Она стояла перед ним в своем простеньком сереньком платьице, вокруг нее точно вспыхивало сияние.
Может быть, это было оттого, что как раз в ту минуту скользнул по зале прощальный луч; даже, наверное, это было так, но, представьте себе, со мною что-то такое произошло, что-то странное почувствовал я в своей груди. В ней точно стало шире и светлее.
Когда я вспоминаю об этом мгновении, мне даже кажется, что я молился тогда — не словами, а в своем сердце. Точно уверовал, был неверующим — и вдруг глаза открылись… Это бывает — я слыхал. А может быть, это тоже мне кажется — просто подействовала на меня окружающая обстановка — усыпальницы, каплички, святые, всегда благословляющие… Не знаю… Но вот я остановился и стоял, и все смотрел па милую девушку, которая так хорошо исполнила свою работу, что ее даже похвалил известный художник. Конечно, это был очень известный художник, потому что в петличке у него я заметил красную ленточку. Вскоре он ушел, а я продолжал стоять на месте. Я не мог уйти.
Девушка складывала свои рисунки в папку, потом выпрямилась, встряхнула головой и заметила меня. Заметила и улыбнулась: должно быть, я был смешон в своем застывшем созерцании, или она все еще слышала лестные слова художника. Но со стороны можно было подумать, что это мне она улыбнулась.
Теперь я сижу у себя в комнате за своим письменным столом, а на улице газетчики выкрикивают: «La presse» и трубят рожки омнибусов — совсем как тогда, когда я стоял над Сеной и смотрел в ее темные воды. Я долго стоял там, мечтающий и рассеянный, покинув музей с особенной поспешностью, хотя мог бы попытаться познакомиться с художницей, как делал это не раз с другими женщинами. Нет, я убежал от нее и долго стоял над Сеной, а потом тихо побрел к себе домой, в Латинский квартал.
Теперь я живу в квартале Пасси — в одном из самых богатых кварталов Парижа, но за своим окном я все так же слышу крики газетчиков, и все так же сжимается мое сердце, когда вспоминаю свою девушку из Trocadero. Да, потому что я полюбил ее тогда, как люблю ее сегодня.

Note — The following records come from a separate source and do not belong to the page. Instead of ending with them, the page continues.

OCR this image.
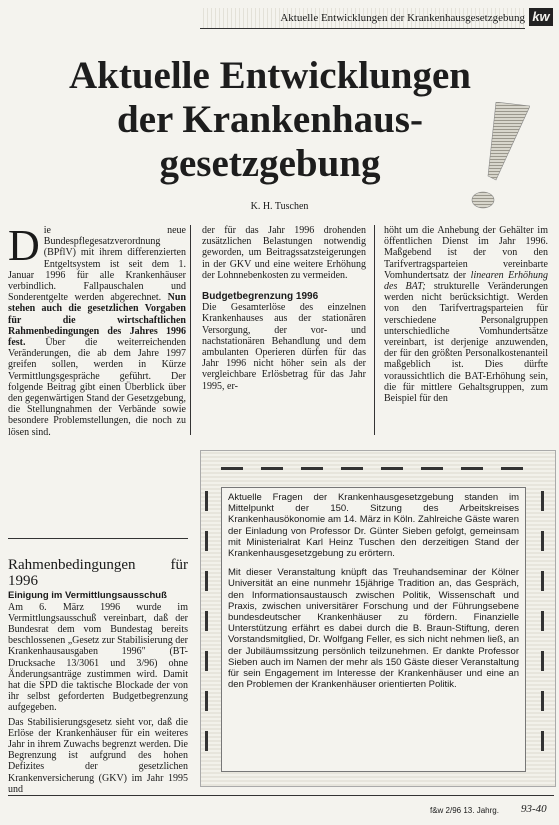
Aktuelle Entwicklungen der Krankenhausgesetzgebung kw
Aktuelle Entwicklungen
der Krankenhaus-
gesetzgebung
K. H. Tuschen

Die neue Bundespflegesatzverordnung (BPflV) mit ihrem differenzierten Entgeltsystem ist seit dem 1. Januar 1996 für alle Krankenhäuser verbindlich. Fallpauschalen und Sonderentgelte werden abgerechnet. Nun stehen auch die gesetzlichen Vorgaben für die wirtschaftlichen Rahmenbedingungen des Jahres 1996 fest. Über die weiterreichenden Veränderungen, die ab dem Jahre 1997 greifen sollen, werden in Kürze Vermittlungsgespräche geführt. Der folgende Beitrag gibt einen Überblick über den gegenwärtigen Stand der Gesetzgebung, die Stellungnahmen der Verbände sowie besondere Problemstellungen, die noch zu lösen sind.

Rahmenbedingungen für 1996

Einigung im Vermittlungsausschuß

Am 6. März 1996 wurde im Vermittlungsausschuß vereinbart, daß der Bundesrat dem vom Bundestag bereits beschlossenen „Gesetz zur Stabilisierung der Krankenhausausgaben 1996" (BT-Drucksache 13/3061 und 3/96) ohne Änderungsanträge zustimmen wird. Damit hat die SPD die taktische Blockade der von ihr selbst geforderten Budgetbegrenzung aufgegeben.

Das Stabilisierungsgesetz sieht vor, daß die Erlöse der Krankenhäuser für ein weiteres Jahr in ihrem Zuwachs begrenzt werden. Die Begrenzung ist aufgrund des hohen Defizites der gesetzlichen Krankenversicherung (GKV) im Jahr 1995 und

der für das Jahr 1996 drohenden zusätzlichen Belastungen notwendig geworden, um Beitragssatzsteigerungen in der GKV und eine weitere Erhöhung der Lohnnebenkosten zu vermeiden.

Budgetbegrenzung 1996

Die Gesamterlöse des einzelnen Krankenhauses aus der stationären Versorgung, der vor- und nachstationären Behandlung und dem ambulanten Operieren dürfen für das Jahr 1996 nicht höher sein als der vergleichbare Erlösbetrag für das Jahr 1995, er-

höht um die Anhebung der Gehälter im öffentlichen Dienst im Jahr 1996. Maßgebend ist der von den Tarifvertragsparteien vereinbarte Vomhundertsatz der linearen Erhöhung des BAT; strukturelle Veränderungen werden nicht berücksichtigt. Werden von den Tarifvertragsparteien für verschiedene Personalgruppen unterschiedliche Vomhundertsätze vereinbart, ist derjenige anzuwenden, der für den größten Personalkostenanteil maßgeblich ist. Dies dürfte voraussichtlich die BAT-Erhöhung sein, die für mittlere Gehaltsgruppen, zum Beispiel für den

Aktuelle Fragen der Krankenhausgesetzgebung standen im Mittelpunkt der 150. Sitzung des Arbeitskreises Krankenhausökonomie am 14. März in Köln. Zahlreiche Gäste waren der Einladung von Professor Dr. Günter Sieben gefolgt, gemeinsam mit Ministerialrat Karl Heinz Tuschen den derzeitigen Stand der Krankenhausgesetzgebung zu erörtern.

Mit dieser Veranstaltung knüpft das Treuhandseminar der Kölner Universität an eine nunmehr 15jährige Tradition an, das Gespräch, den Informationsaustausch zwischen Politik, Wissenschaft und Praxis, zwischen universitärer Forschung und der Führungsebene bundesdeutscher Krankenhäuser zu fördern. Finanzielle Unterstützung erfährt es dabei durch die B. Braun-Stiftung, deren Vorstandsmitglied, Dr. Wolfgang Feller, es sich nicht nehmen ließ, an der Jubiläumssitzung persönlich teilzunehmen. Er dankte Professor Sieben auch im Namen der mehr als 150 Gäste dieser Veranstaltung für sein Engagement im Interesse der Krankenhäuser und eine an den Problemen der Krankenhäuser orientierten Politik.

f&w 2/96 13. Jahrg. 93-40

Я не знаю, почему это так вышло. Видно — судьба. Но на другой день я опять пошел во дворец, в третью залу, где работала девушка. Она сидела на своем месте и внимательно смотрела на фреску клирника.
Когда я снова увидал ее, то сказал себе: «Она совсем как святая Женевьева, патронесса города».
Мне очень понравилось это сравнение, и я стал называть девушку Женевьевой, хотя я и теперь не знаю ни ее настоящего имени, ни даже ее национальности. Мне кажется, что она не была француженкой.
Но все-таки неудобно было так стоять перед нею и пучить глаза. Она, видимо, не замечала меня — а все же.
Я ходил по залам и рассматривал скульптуру. Чаще всего, конечно, я возвращался туда, где сидела девушка. Перед самым закрытием музея опять пришел художник, и опять они о чем-то говорили друг с другом. Я заметил, что он ласково улыбается ей, когда смотрит на нее, а когда хочет показать что-нибудь, то дотрагивается пальцами до ее руки, и она не отдергивает ее. Мне кажется, он мог этого и не делать. А она… ну, она просто ничего не замечает, увлеченная разговором.
Но все же на этот раз художник мне совсем не понравился. Он был лыс, хотя и не стар, и платье на нем сидело как-то нескладно.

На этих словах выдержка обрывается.